Some of Postmedia's newspapers are displayed in this 2010 file photo.Adrian Wyld/The Canadian Press
Standard & Poor's has downgraded Postmedia Network Inc.'s credit rating to the same grade assigned to ailing Greece, warning that the newspaper company could struggle to refinance its high-interest debt and calling its capital structure "unsustainable."
In explaining the downgrade, the ratings agency said Canada's largest newspaper chain, a subsidiary of Postmedia Network Canada Corp., should have enough cash to cover at least the next year, "which mitigates the likelihood of a near-term payment crisis."

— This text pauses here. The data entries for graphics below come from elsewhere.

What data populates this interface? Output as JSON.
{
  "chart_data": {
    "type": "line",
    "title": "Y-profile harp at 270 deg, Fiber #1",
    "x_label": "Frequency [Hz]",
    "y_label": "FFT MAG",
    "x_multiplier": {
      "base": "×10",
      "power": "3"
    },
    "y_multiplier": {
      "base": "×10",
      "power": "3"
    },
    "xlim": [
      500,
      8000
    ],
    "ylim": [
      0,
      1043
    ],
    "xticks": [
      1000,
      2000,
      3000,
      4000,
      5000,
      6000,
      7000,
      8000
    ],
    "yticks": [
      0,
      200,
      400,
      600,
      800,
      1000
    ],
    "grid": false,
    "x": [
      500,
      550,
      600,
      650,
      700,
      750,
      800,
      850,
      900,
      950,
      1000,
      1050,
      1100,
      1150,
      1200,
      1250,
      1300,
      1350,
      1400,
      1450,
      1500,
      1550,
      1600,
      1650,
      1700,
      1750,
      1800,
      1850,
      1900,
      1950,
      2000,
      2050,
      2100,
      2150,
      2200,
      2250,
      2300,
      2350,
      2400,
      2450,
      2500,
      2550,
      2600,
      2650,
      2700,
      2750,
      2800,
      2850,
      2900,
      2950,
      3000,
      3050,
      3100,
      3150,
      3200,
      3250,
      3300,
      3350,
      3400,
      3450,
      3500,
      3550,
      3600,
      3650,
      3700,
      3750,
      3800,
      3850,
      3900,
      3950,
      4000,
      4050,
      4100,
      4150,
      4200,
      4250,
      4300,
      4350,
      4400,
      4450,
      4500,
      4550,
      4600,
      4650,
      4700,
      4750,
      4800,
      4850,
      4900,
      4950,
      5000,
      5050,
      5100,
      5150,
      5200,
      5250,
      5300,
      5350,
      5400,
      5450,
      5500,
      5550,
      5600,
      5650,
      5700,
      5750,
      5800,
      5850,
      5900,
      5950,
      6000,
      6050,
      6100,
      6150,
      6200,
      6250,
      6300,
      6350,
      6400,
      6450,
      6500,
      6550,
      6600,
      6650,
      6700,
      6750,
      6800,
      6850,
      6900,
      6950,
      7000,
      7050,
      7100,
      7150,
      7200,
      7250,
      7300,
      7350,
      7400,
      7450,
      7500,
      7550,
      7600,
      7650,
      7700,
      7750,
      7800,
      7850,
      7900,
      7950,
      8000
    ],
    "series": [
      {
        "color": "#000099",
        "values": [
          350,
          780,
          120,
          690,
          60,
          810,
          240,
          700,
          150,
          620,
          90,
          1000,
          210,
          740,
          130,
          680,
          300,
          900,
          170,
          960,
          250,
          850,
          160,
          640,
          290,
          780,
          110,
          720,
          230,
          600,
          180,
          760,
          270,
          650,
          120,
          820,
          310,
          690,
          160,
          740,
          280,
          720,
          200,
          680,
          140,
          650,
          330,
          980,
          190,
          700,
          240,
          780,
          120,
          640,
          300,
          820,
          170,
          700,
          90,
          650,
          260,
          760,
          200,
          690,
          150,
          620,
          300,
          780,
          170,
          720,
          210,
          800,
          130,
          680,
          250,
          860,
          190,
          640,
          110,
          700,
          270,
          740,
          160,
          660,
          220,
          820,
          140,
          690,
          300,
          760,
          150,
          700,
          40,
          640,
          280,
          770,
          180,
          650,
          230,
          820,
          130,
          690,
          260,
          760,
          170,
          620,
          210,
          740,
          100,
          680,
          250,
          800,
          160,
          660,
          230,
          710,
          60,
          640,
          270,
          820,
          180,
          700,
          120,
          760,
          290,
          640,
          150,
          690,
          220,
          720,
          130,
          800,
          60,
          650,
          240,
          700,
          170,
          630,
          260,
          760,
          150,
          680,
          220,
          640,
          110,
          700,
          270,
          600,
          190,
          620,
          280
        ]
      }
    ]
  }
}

But by downgrading the rating one notch to triple-C-plus from single-B-minus, S&P is signalling that Postmedia is vulnerable to the forces that have battered its revenue, particularly from print advertising, and sounding an alarm over its chances of reaching better terms on more than $670-million in debt. Absent an improvement on revenue and a turnaround on earnings, the company's ability to meet its obligations could be in peril.
S&P also lowered its issue-level ratings on Postmedia's first-lien debt to single-B from single-B-plus, and on its second-lien notes to triple-C-minus from triple-C.

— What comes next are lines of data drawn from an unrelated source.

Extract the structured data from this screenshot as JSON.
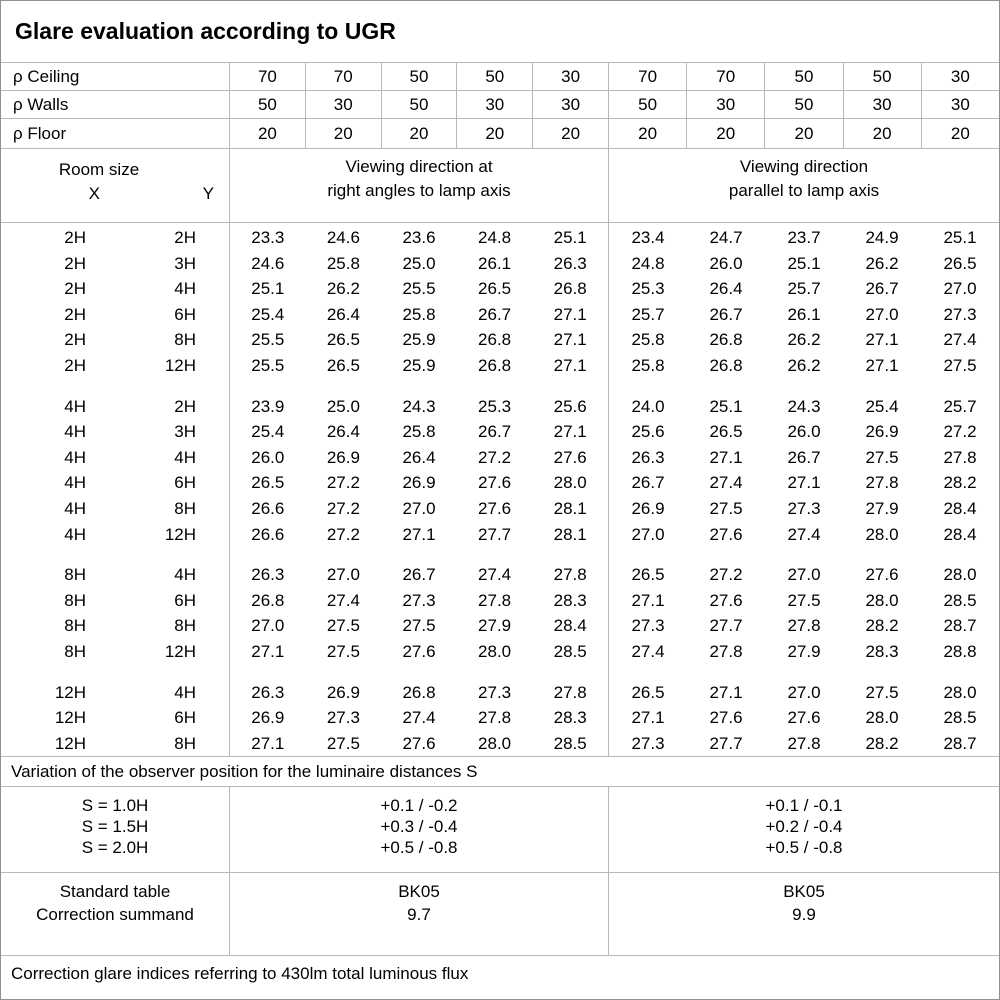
{
  "title": "Glare evaluation according to UGR",
  "reflectance_rows": [
    {
      "label": "ρ Ceiling",
      "values": [
        "70",
        "70",
        "50",
        "50",
        "30",
        "70",
        "70",
        "50",
        "50",
        "30"
      ]
    },
    {
      "label": "ρ Walls",
      "values": [
        "50",
        "30",
        "50",
        "30",
        "30",
        "50",
        "30",
        "50",
        "30",
        "30"
      ]
    },
    {
      "label": "ρ Floor",
      "values": [
        "20",
        "20",
        "20",
        "20",
        "20",
        "20",
        "20",
        "20",
        "20",
        "20"
      ]
    }
  ],
  "room_size_header": {
    "title": "Room size",
    "x_label": "X",
    "y_label": "Y"
  },
  "section_headers": {
    "left": [
      "Viewing direction at",
      "right angles to lamp axis"
    ],
    "right": [
      "Viewing direction",
      "parallel to lamp axis"
    ]
  },
  "data_blocks": [
    {
      "rows": [
        {
          "x": "2H",
          "y": "2H",
          "left": [
            "23.3",
            "24.6",
            "23.6",
            "24.8",
            "25.1"
          ],
          "right": [
            "23.4",
            "24.7",
            "23.7",
            "24.9",
            "25.1"
          ]
        },
        {
          "x": "2H",
          "y": "3H",
          "left": [
            "24.6",
            "25.8",
            "25.0",
            "26.1",
            "26.3"
          ],
          "right": [
            "24.8",
            "26.0",
            "25.1",
            "26.2",
            "26.5"
          ]
        },
        {
          "x": "2H",
          "y": "4H",
          "left": [
            "25.1",
            "26.2",
            "25.5",
            "26.5",
            "26.8"
          ],
          "right": [
            "25.3",
            "26.4",
            "25.7",
            "26.7",
            "27.0"
          ]
        },
        {
          "x": "2H",
          "y": "6H",
          "left": [
            "25.4",
            "26.4",
            "25.8",
            "26.7",
            "27.1"
          ],
          "right": [
            "25.7",
            "26.7",
            "26.1",
            "27.0",
            "27.3"
          ]
        },
        {
          "x": "2H",
          "y": "8H",
          "left": [
            "25.5",
            "26.5",
            "25.9",
            "26.8",
            "27.1"
          ],
          "right": [
            "25.8",
            "26.8",
            "26.2",
            "27.1",
            "27.4"
          ]
        },
        {
          "x": "2H",
          "y": "12H",
          "left": [
            "25.5",
            "26.5",
            "25.9",
            "26.8",
            "27.1"
          ],
          "right": [
            "25.8",
            "26.8",
            "26.2",
            "27.1",
            "27.5"
          ]
        }
      ]
    },
    {
      "rows": [
        {
          "x": "4H",
          "y": "2H",
          "left": [
            "23.9",
            "25.0",
            "24.3",
            "25.3",
            "25.6"
          ],
          "right": [
            "24.0",
            "25.1",
            "24.3",
            "25.4",
            "25.7"
          ]
        },
        {
          "x": "4H",
          "y": "3H",
          "left": [
            "25.4",
            "26.4",
            "25.8",
            "26.7",
            "27.1"
          ],
          "right": [
            "25.6",
            "26.5",
            "26.0",
            "26.9",
            "27.2"
          ]
        },
        {
          "x": "4H",
          "y": "4H",
          "left": [
            "26.0",
            "26.9",
            "26.4",
            "27.2",
            "27.6"
          ],
          "right": [
            "26.3",
            "27.1",
            "26.7",
            "27.5",
            "27.8"
          ]
        },
        {
          "x": "4H",
          "y": "6H",
          "left": [
            "26.5",
            "27.2",
            "26.9",
            "27.6",
            "28.0"
          ],
          "right": [
            "26.7",
            "27.4",
            "27.1",
            "27.8",
            "28.2"
          ]
        },
        {
          "x": "4H",
          "y": "8H",
          "left": [
            "26.6",
            "27.2",
            "27.0",
            "27.6",
            "28.1"
          ],
          "right": [
            "26.9",
            "27.5",
            "27.3",
            "27.9",
            "28.4"
          ]
        },
        {
          "x": "4H",
          "y": "12H",
          "left": [
            "26.6",
            "27.2",
            "27.1",
            "27.7",
            "28.1"
          ],
          "right": [
            "27.0",
            "27.6",
            "27.4",
            "28.0",
            "28.4"
          ]
        }
      ]
    },
    {
      "rows": [
        {
          "x": "8H",
          "y": "4H",
          "left": [
            "26.3",
            "27.0",
            "26.7",
            "27.4",
            "27.8"
          ],
          "right": [
            "26.5",
            "27.2",
            "27.0",
            "27.6",
            "28.0"
          ]
        },
        {
          "x": "8H",
          "y": "6H",
          "left": [
            "26.8",
            "27.4",
            "27.3",
            "27.8",
            "28.3"
          ],
          "right": [
            "27.1",
            "27.6",
            "27.5",
            "28.0",
            "28.5"
          ]
        },
        {
          "x": "8H",
          "y": "8H",
          "left": [
            "27.0",
            "27.5",
            "27.5",
            "27.9",
            "28.4"
          ],
          "right": [
            "27.3",
            "27.7",
            "27.8",
            "28.2",
            "28.7"
          ]
        },
        {
          "x": "8H",
          "y": "12H",
          "left": [
            "27.1",
            "27.5",
            "27.6",
            "28.0",
            "28.5"
          ],
          "right": [
            "27.4",
            "27.8",
            "27.9",
            "28.3",
            "28.8"
          ]
        }
      ]
    },
    {
      "rows": [
        {
          "x": "12H",
          "y": "4H",
          "left": [
            "26.3",
            "26.9",
            "26.8",
            "27.3",
            "27.8"
          ],
          "right": [
            "26.5",
            "27.1",
            "27.0",
            "27.5",
            "28.0"
          ]
        },
        {
          "x": "12H",
          "y": "6H",
          "left": [
            "26.9",
            "27.3",
            "27.4",
            "27.8",
            "28.3"
          ],
          "right": [
            "27.1",
            "27.6",
            "27.6",
            "28.0",
            "28.5"
          ]
        },
        {
          "x": "12H",
          "y": "8H",
          "left": [
            "27.1",
            "27.5",
            "27.6",
            "28.0",
            "28.5"
          ],
          "right": [
            "27.3",
            "27.7",
            "27.8",
            "28.2",
            "28.7"
          ]
        }
      ]
    }
  ],
  "variation_note": "Variation of the observer position for the luminaire distances S",
  "s_block": {
    "labels": [
      "S = 1.0H",
      "S = 1.5H",
      "S = 2.0H"
    ],
    "left_values": [
      "+0.1 / -0.2",
      "+0.3 / -0.4",
      "+0.5 / -0.8"
    ],
    "right_values": [
      "+0.1 / -0.1",
      "+0.2 / -0.4",
      "+0.5 / -0.8"
    ]
  },
  "summary": {
    "row_labels": [
      "Standard table",
      "Correction summand"
    ],
    "left_values": [
      "BK05",
      "9.7"
    ],
    "right_values": [
      "BK05",
      "9.9"
    ]
  },
  "footer_note": "Correction glare indices referring to 430lm total luminous flux"
}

"The downgrade reflects our view that Postmedia's capital structure is unsustainable in the long term," David Fisher, a Toronto-based credit analyst at S&P, said in a statement.
Under S&P's system, a triple-C grade suggests a company or sovereign nation is "currently vulnerable to non-payment," and depends on favourable business, financial and economic conditions to meet its obligations.
A Postmedia spokesperson declined to comment.
Canada's largest newspaper chain – which owns the National Post, Ottawa Citizen, Calgary Herald and Sun titles, among many others – has relentlessly cut costs, shedding jobs, centralizing production and selling real estate. Year-over-year revenue declines of between 8 and 13 per cent led the company to slash $131-million in annual costs over three years. Now, it is doing away with another $50-million in spending over two years.
Those cuts, as well as April's $316-million purchase of Sun Media assets from Quebecor Inc., are designed to shore up the company's cash flow so it can continue to service its debt. But the company is keen to refinance at better rates, having paid more than $69-million on interest in its 2015 fiscal year.
That refinancing could happen as early as next year, with the first tranche of debt, worth nearly $329-million and paying 8.25-per-cent interest, maturing in August of 2017. The remainder, priced at 12.5 per cent, matures in 2018. The main creditors are a pair of fund managers: Richmond Hill, Ont.-based Canso Investment Counsel Ltd. and U.S.-based GoldenTree Asset Management.
If Postmedia's revenue keeps eroding, S&P could lower the rating further, as "the refinancing risk associated with [the 2017] maturity would represent a credible potential default scenario," the agency said.
Its pessimism is driven partly by its expectation that the shift to digital revenue will continue to eat away at the company's returns, after Postmedia's digital revenue fell 2.4 per cent in its latest quarter.
In the past month, Postmedia announced a consolidated unit to create custom content for advertisers, called Postmedia Content Works, and earned a new partner designation from Google Inc., as it hunts for new digital revenue streams.
But it has also stepped back from certain elements of the ambitious "four-platform" redesign of its print and digital products rolled out since May, 2014. Postmedia has scrapped its expensively-produced evening tablet editions at the Citizen, Herald and Montreal Gazette, which had very low readership, and scaled back its smartphone apps to a more traditional feel.
For its credit rating to recover, Postmedia must first show that it has a realistic chance at refinancing, which would help give its digital initiatives time to pay off.
"We believe it will become more apparent over the next 12 months whether the company can stabilize its business to the degree necessary to facilitate a refinancing," S&P said in its statement.